Posted on May 6, 2020 • Edited on May 7, 2020

LeetCode: Jewels and Stones

#datastructures #algorithms #interview #hashing

Problem Statement

You're given strings J representing the types of stones that are jewels, and S representing the stones you have. Each character in S is a type of stone you have. You want to know how many of the stones you have are also jewels.

The letters in J are guaranteed distinct, and all characters in J and S are letters. Letters are case sensitive, so "a" is considered a different type of stone from "A".

Example

Example 1:

Input: J = "aA", S = "aAAbbbb" Output: 3

Example 2:

Input: J = "z", S = "ZZ" Output: 0

Note:

S and J will consist of letters and have length at most 50.
The characters in J are distinct.

Solution Thought Process

This is a well-known hash problem. First, we take the jewel string and record the frequencies in the hash set.

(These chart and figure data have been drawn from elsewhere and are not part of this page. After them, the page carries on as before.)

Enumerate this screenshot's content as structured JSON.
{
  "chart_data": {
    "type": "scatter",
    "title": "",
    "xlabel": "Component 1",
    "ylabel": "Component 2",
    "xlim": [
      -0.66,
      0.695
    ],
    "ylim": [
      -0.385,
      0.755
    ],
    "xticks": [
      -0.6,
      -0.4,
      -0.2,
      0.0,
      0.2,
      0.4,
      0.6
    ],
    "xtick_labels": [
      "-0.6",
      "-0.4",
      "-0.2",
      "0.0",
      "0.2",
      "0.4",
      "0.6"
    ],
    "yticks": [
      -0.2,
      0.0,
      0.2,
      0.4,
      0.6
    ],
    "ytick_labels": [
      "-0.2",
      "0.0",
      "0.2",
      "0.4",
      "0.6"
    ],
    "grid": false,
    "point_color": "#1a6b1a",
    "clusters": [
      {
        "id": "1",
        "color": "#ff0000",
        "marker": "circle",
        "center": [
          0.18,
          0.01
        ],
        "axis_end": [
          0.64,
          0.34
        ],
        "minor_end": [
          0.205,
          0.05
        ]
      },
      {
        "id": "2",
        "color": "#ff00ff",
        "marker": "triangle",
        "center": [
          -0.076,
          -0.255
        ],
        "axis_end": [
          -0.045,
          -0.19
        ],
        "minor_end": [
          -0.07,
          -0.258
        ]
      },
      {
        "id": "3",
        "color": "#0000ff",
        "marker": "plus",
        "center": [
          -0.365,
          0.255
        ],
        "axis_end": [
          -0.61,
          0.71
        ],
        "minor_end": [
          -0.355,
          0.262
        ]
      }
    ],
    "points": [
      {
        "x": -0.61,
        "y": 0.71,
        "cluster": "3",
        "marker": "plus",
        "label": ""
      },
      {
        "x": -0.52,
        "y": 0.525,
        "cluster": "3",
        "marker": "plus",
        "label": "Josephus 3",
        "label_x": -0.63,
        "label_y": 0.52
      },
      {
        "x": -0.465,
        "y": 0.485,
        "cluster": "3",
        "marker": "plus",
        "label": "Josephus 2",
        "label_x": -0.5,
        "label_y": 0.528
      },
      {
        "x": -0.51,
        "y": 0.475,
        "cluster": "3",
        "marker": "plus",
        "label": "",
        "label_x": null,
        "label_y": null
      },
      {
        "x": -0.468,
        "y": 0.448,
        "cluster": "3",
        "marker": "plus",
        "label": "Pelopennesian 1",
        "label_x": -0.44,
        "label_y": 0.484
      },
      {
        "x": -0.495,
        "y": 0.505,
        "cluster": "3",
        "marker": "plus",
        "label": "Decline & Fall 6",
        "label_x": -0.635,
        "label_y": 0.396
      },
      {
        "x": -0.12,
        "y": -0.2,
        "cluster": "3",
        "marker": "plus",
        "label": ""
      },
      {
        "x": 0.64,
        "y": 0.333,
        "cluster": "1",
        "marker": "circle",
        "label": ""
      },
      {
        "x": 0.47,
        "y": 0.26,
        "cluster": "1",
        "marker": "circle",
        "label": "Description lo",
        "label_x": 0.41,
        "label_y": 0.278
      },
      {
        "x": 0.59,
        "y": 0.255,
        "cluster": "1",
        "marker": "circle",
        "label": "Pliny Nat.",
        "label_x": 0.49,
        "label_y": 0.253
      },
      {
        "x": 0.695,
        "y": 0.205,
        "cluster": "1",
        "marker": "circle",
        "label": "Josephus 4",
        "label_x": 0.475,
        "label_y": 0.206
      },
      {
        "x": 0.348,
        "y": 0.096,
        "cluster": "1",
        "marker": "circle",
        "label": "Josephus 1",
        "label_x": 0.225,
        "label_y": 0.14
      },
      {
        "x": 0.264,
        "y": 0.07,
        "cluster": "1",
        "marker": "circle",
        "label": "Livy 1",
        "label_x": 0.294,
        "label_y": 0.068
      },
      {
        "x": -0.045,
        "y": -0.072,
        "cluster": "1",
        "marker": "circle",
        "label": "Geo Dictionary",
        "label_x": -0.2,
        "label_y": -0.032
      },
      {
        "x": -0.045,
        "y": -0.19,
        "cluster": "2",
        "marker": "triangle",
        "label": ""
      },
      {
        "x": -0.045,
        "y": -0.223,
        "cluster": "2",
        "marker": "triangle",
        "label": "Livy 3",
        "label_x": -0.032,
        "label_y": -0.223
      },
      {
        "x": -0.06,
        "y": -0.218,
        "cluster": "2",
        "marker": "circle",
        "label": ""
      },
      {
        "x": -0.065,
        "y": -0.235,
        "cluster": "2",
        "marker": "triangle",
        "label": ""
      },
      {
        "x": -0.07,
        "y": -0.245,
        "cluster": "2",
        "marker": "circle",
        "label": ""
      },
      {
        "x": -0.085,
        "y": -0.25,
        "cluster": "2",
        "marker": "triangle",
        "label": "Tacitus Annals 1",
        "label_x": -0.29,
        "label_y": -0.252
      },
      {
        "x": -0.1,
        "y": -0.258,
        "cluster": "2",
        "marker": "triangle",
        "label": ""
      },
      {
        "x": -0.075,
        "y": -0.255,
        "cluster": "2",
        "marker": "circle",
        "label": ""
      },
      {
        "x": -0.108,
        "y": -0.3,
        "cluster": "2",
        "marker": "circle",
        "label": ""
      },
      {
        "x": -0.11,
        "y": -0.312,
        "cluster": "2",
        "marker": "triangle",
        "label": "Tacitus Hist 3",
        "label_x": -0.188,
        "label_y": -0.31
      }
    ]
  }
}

Then we go through the S string to find out if this is a jewel by checking the set one by one, increasing the count of the result by one.

We can find the items in the unordered_set in O(1) time.

Solution

class Solution { public: int numJewelsInStones(string J, string S) { unordered_set<char>jewels; int result = 0; for(int i=0;i<J.size();i++) { jewels.insert(J[i]); } for(int i=0;i<S.size();i++) { if(jewels.find(S[i])!=jewels.end()) { result++; } } return result; } };